Ia juga mengingatkan ASN agar menjaga kebersihan dan kenyamanan ruang kerja. Salah satu yang menjadi perhatiannya adalah kebiasaan merokok di dalam gedung perkantoran.
Aris mengaku masih menemukan pegawai yang merokok di dalam ruangan, bahkan terdapat asbak yang diletakkan di atas meja kerja.
“Jangan lagi ada ASN yang merokok di dalam gedung kantor pemerintah. Hal-hal seperti ini harus kita hentikan,” tegasnya.
Menurut Aris, berbagai pembenahan tersebut pada akhirnya harus bermuara pada peningkatan kualitas pelayanan kepada masyarakat.
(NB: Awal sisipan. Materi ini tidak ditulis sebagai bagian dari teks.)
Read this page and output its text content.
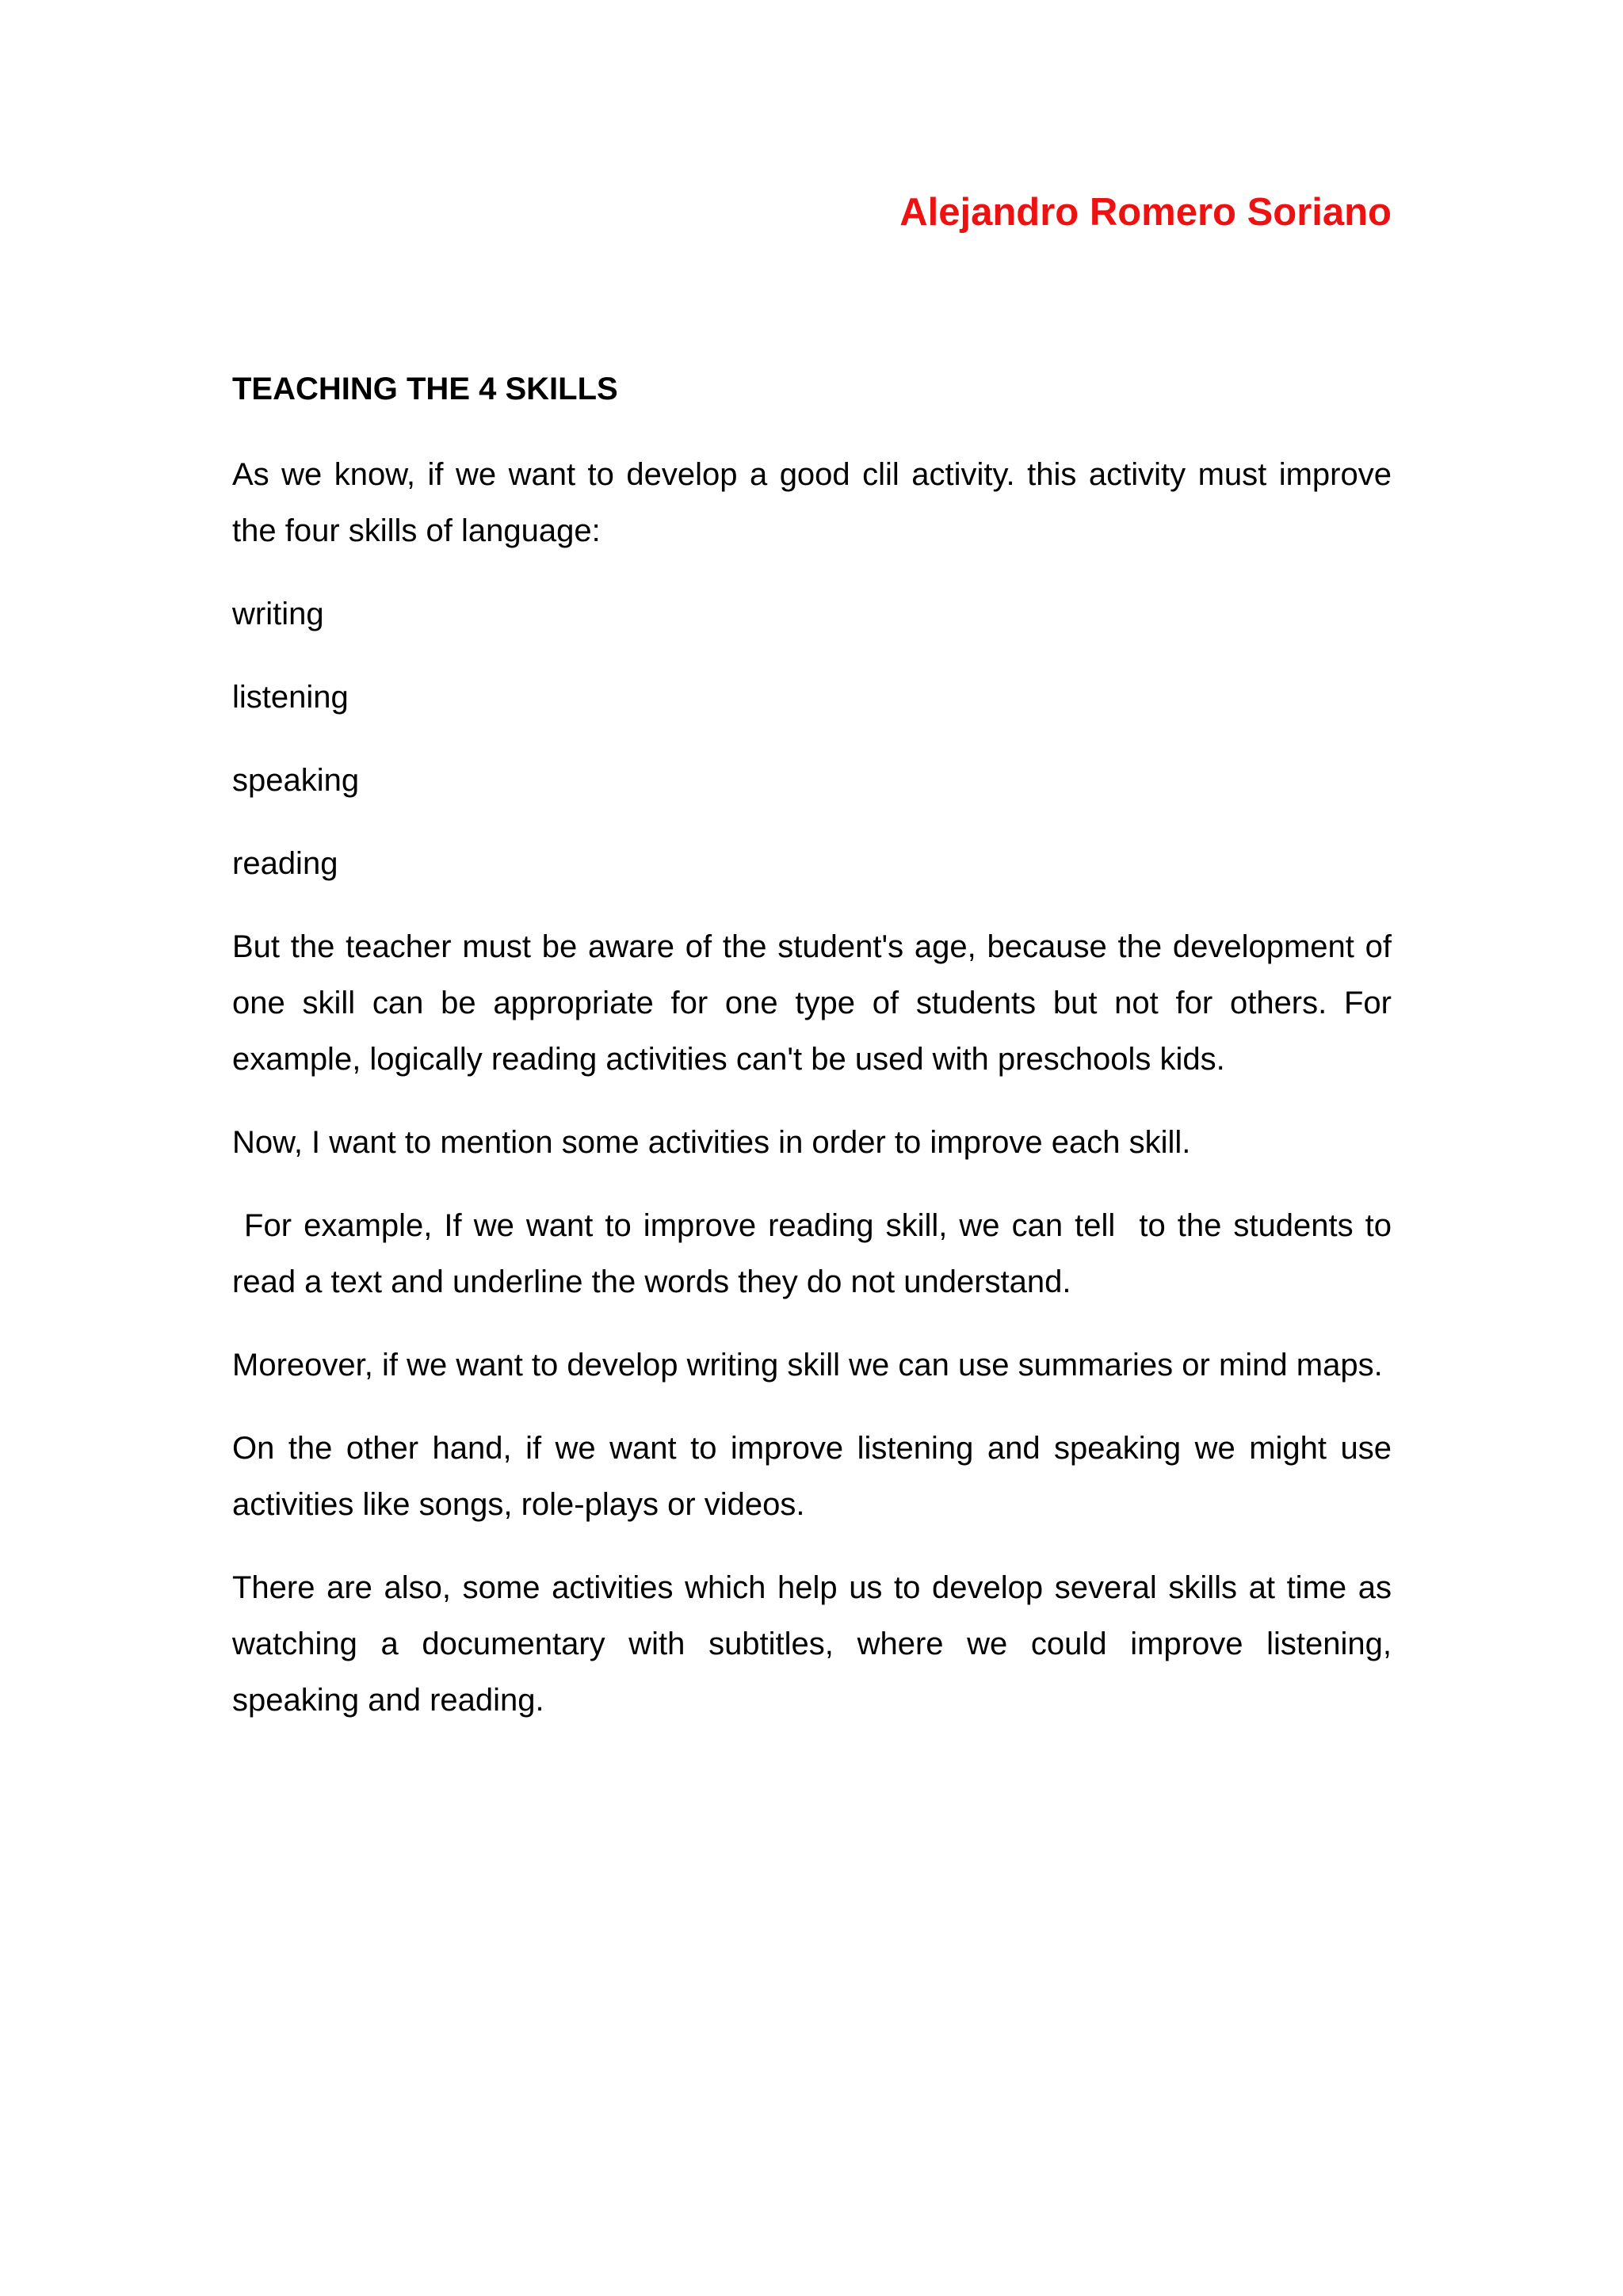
Alejandro Romero Soriano
TEACHING THE 4 SKILLS

As we know, if we want to develop a good clil activity. this activity must improve the four skills of language:

writing
listening
speaking
reading

But the teacher must be aware of the student's age, because the development of one skill can be appropriate for one type of students but not for others. For example, logically reading activities can't be used with preschools kids.

Now, I want to mention some activities in order to improve each skill.

For example, If we want to improve reading skill, we can tell  to the students to read a text and underline the words they do not understand.

Moreover, if we want to develop writing skill we can use summaries or mind maps.

On the other hand, if we want to improve listening and speaking we might use activities like songs, role-plays or videos.

There are also, some activities which help us to develop several skills at time as watching a documentary with subtitles, where we could improve listening, speaking and reading.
Ia meminta ASN tidak hanya mengejar penyelesaian kewajiban administratif, tetapi juga membangun budaya kerja yang berintegritas, disiplin dan bertanggung jawab.
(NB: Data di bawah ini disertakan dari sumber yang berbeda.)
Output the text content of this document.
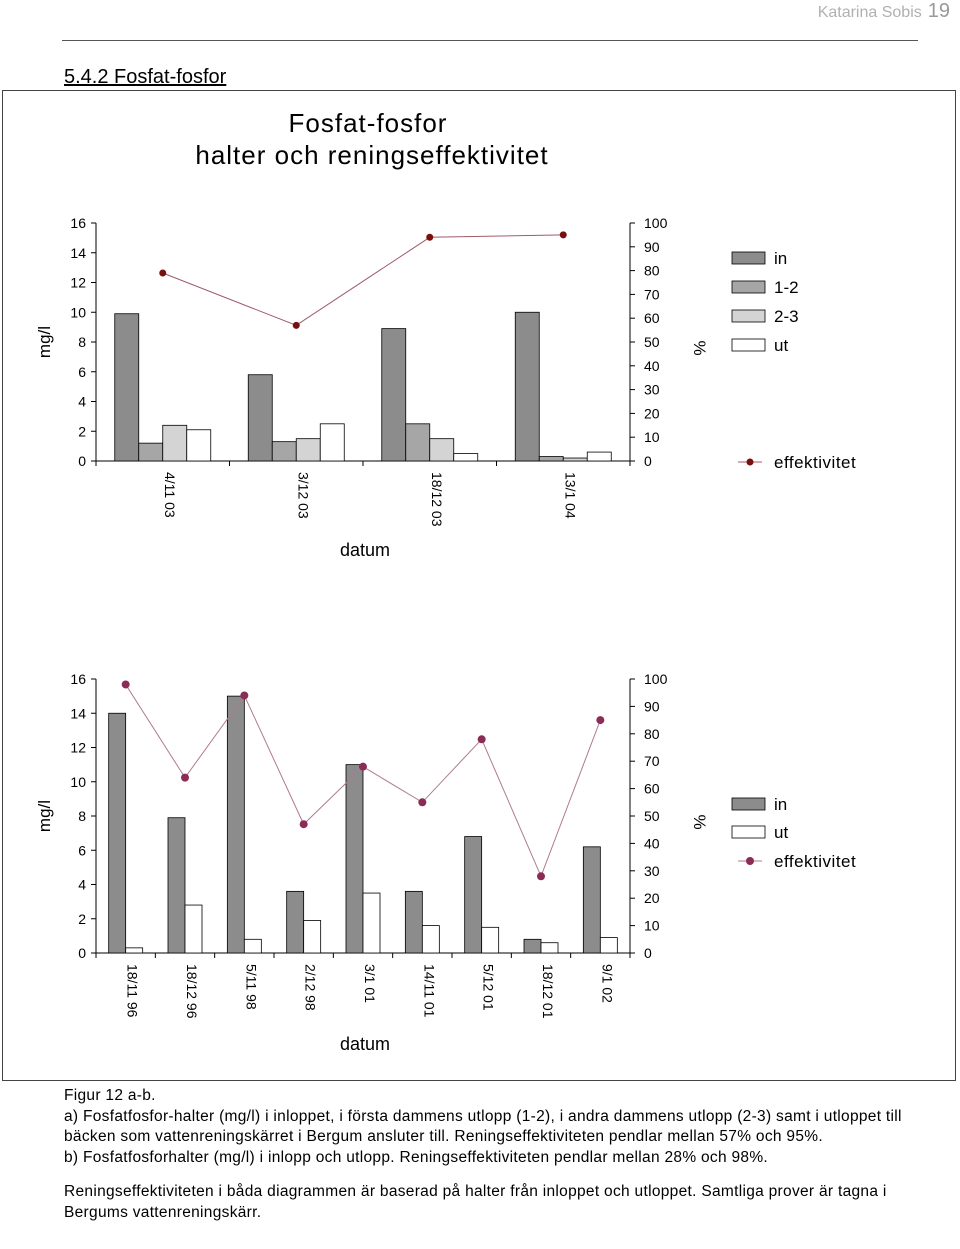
Katarina Sobis 19
5.4.2 Fosfat-fosfor
Fosfat-fosfor
halter och reningseffektivitet
0
2
4
6
8
10
12
14
16
0
10
20
30
40
50
60
70
80
90
100
mg/l	%
datum
4/11 03	3/12 03	18/12 03	13/1 04
in
1-2
2-3
ut
effektivitet
0
2
4
6
8
10
12
14
16
0
10
20
30
40
50
60
70
80
90
100
mg/l	%
datum
18/11 96	18/12 96	5/11 98	2/12 98	3/1 01	14/11 01	5/12 01	18/12 01	9/1 02
in
ut
effektivitet

Figur 12 a-b.

a) Fosfatfosfor-halter (mg/l) i inloppet, i första dammens utlopp (1-2), i andra dammens utlopp (2-3) samt i utloppet till bäcken som vattenreningskärret i Bergum ansluter till. Reningseffektiviteten pendlar mellan 57% och 95%.

b) Fosfatfosforhalter (mg/l) i inlopp och utlopp. Reningseffektiviteten pendlar mellan 28% och 98%.

Reningseffektiviteten i båda diagrammen är baserad på halter från inloppet och utloppet. Samtliga prover är tagna i Bergums vattenreningskärr.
“Jangan karena satu orang melakukan kesalahan, kemudian seluruh komunitas ASN dianggap buruk. Tetapi kita harus bersama-sama memberikan pelayanan yang terbaik kepada masyarakat,” ujarnya.
Aris juga meminta setiap OPD memperhatikan target waktu penyelesaian pekerjaan. Ia mengingatkan agar kelalaian dalam menjalankan program maupun proses perencanaan dan penganggaran tidak menyebabkan pekerjaan pemerintah daerah terlambat.
“Jangan sampai karena kita lalai, pekerjaan menjadi terlambat,” katanya.
Ia menyebut Pemkab Banggai Kepulauan saat ini tengah melakukan penyusunan rencana pembangunan. Dokumen tersebut telah melalui tahapan pembahasan dan selanjutnya akan disampaikan kembali kepada publik untuk memperoleh masukan sebelum masuk ke tahap pembahasan berikutnya.
Aris menegaskan waktu pembenahan tidak banyak. Karena itu, seluruh OPD diminta bergerak lebih cepat dan menunjukkan hasil perbaikan sebelum akhir 2026.
“Waktu kita terbatas. Sampai dengan 31 Desember harus sudah ada perbaikan dan pembenahan yang bisa kita tunjukkan,” ujarnya.
Ia menekankan bahwa peningkatan integritas, kedisiplinan, etika kerja, tata kelola dan pelayanan publik harus dilakukan secara bersama-sama untuk memperbaiki kepercayaan masyarakat terhadap pemerintah daerah.